Comenzamos cociendo el arroz hasta que nos quede al dente, más bien durito, Este punto es importante ya que al final del proceso el arroz tendrá un momento de fritura. Ponemos la cazuela al fuego. Añadimos el agua y el arroz, todo junto.
Cuando comience a hervir dejamos el arroz unos 4 minutos hasta que se evapore el agua. Cuando veamos que no hay burbujas de agua sobre la superficie del arroz, bajamos el fuego al 3 de temperatura, ni al mínimo ni al medio de temperatura, y tapamos la cazuela.

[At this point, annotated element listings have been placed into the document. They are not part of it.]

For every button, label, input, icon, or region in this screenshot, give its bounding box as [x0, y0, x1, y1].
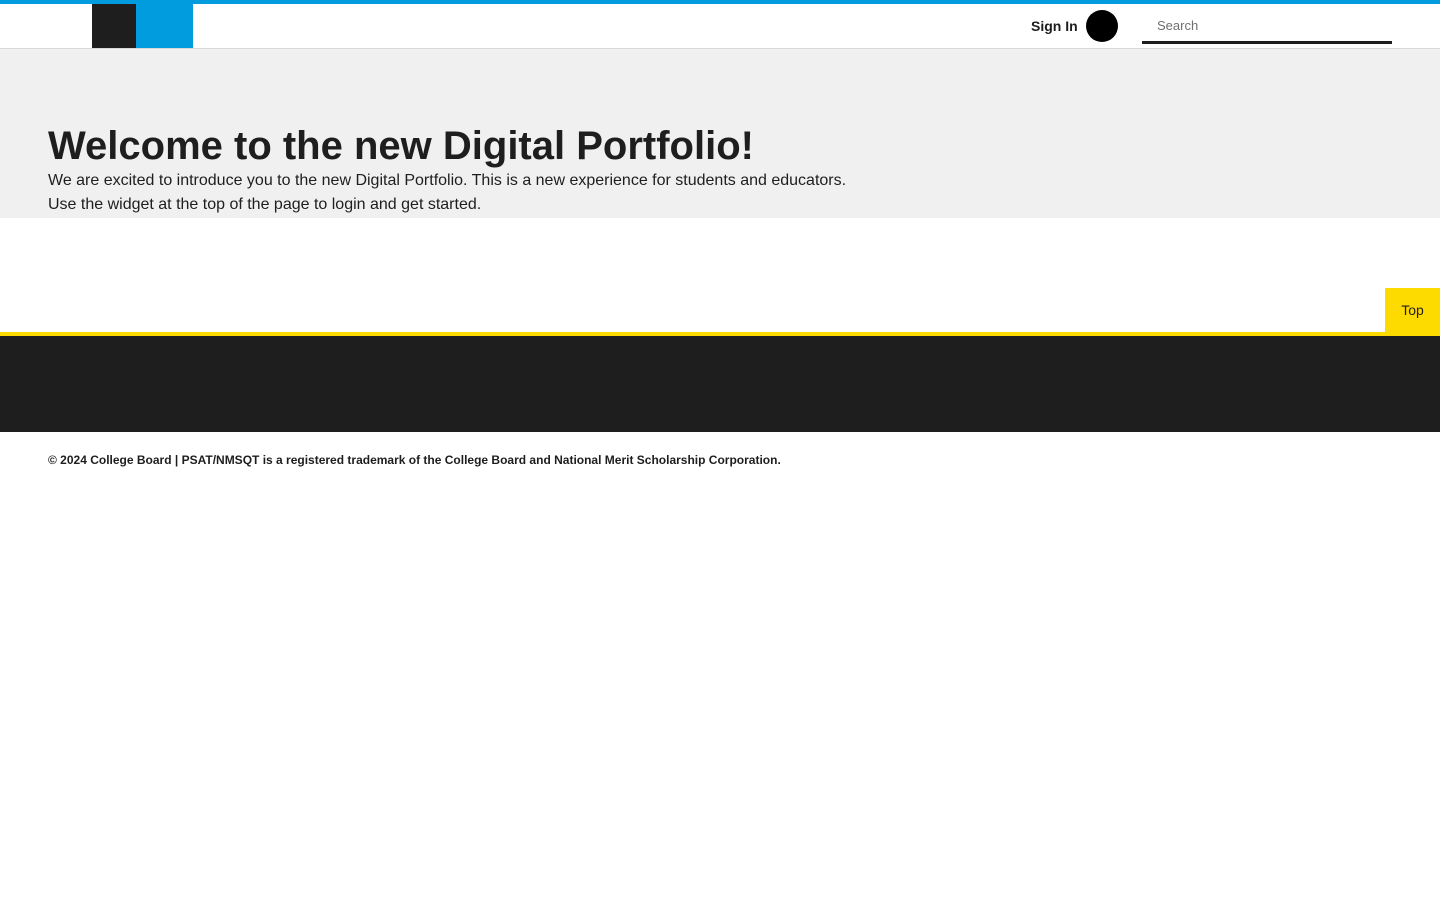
search-input[interactable]: [1142, 10, 1392, 44]
sign-in-link[interactable]: Sign In: [1031, 18, 1078, 34]
hero-description-line-1: We are excited to introduce you to the n…: [48, 172, 847, 189]
hero-description-line-2: Use the widget at the top of the page to…: [48, 196, 482, 213]
site-footer: [0, 336, 1440, 432]
hero-banner: Welcome to the new Digital Portfolio! We…: [0, 49, 1440, 218]
page-title: Welcome to the new Digital Portfolio!: [48, 124, 754, 168]
college-board-logo-icon[interactable]: [92, 4, 136, 48]
user-avatar-icon[interactable]: [1086, 10, 1118, 42]
hero-description: We are excited to introduce you to the n…: [48, 169, 948, 217]
sign-in-label: Sign In: [1031, 18, 1078, 34]
college-board-logo-accent[interactable]: [136, 4, 193, 48]
back-to-top-button[interactable]: Top: [1385, 288, 1440, 332]
copyright-notice: © 2024 College Board | PSAT/NMSQT is a r…: [48, 453, 781, 467]
site-header: Sign In: [0, 0, 1440, 49]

Dejamos así durante 14 minutos. Dejamos reposar. La recomendación es cocer el arroz sin sal. Luego le vamos a añadir salsa de soya que le aporta sal a la receta, de modo que al unirse al arroz puede dar pie a que el chaufa resulte salada. Hay que ser precavidos con eso.
No debe pasarse con la cocción del arroz, si está muy cocido, quedará demasiado blando y no nos va a servir para la receta. Reservamos el arroz.
Lavamos y troceamos el resto de ingredientes para tenerlos listos a la hora de ir añadiéndolos al wok. Limpiamos el pollo de posibles restos de grasa y lo troceamos en cubitos.
Lavamos y troceamos el pimiento rojo y los cebollines. Pelamos y rallamos el jengibre y lo reservamos. Batimos los huevos en un bowl y en un wok o en una sartén. Calentamos dos cucharadas de aceite de girasol. Cuando esté bien caliente hacemos una tortilla con los huevos. Retiramos la tortilla, la troceamos y reservamos.
Añadimos dos cucharadas más de aceite. Una vez que esté bien caliente, agregamos el jengibre rallado y el pollo troceado. Si desea añadir trozos de salchicha fresca le va también genial.
Freímos la carne hasta que vemos que comienza a dorarse. Retiramos y reservamos.
Agregamos algo más de aceite, si vemos que es necesario y las 2 cucharadas de aceite de sésamo. Cuando el aceite vuelva a estar caliente. Incorporamos el pimiento troceado y los cebollines.
Sofreímos a fuego fuerte, sin parar de remover, hasta que vemos que la verdura comienza a tostarse. Nos quedará al dente, más bien durita. Incorporamos el pollo y el arroz que tenemos reservado y salsa de soya. Sin parar de remover cocinamos el el wok bien caliente para que se integren los sabores.
Cómo la salsa de soya incluye un gran aporte de sal, hasta este punto no añadiremos ninguna. Una vez que los ingredientes hayan tomado la salsa de soya, probamos para ver si hace falta añadir alguna más.
Acabamos añadiendo la tortilla e integrándola con el resto de ingredientes. Servimos el arroz chaufa bien caliente en el momento.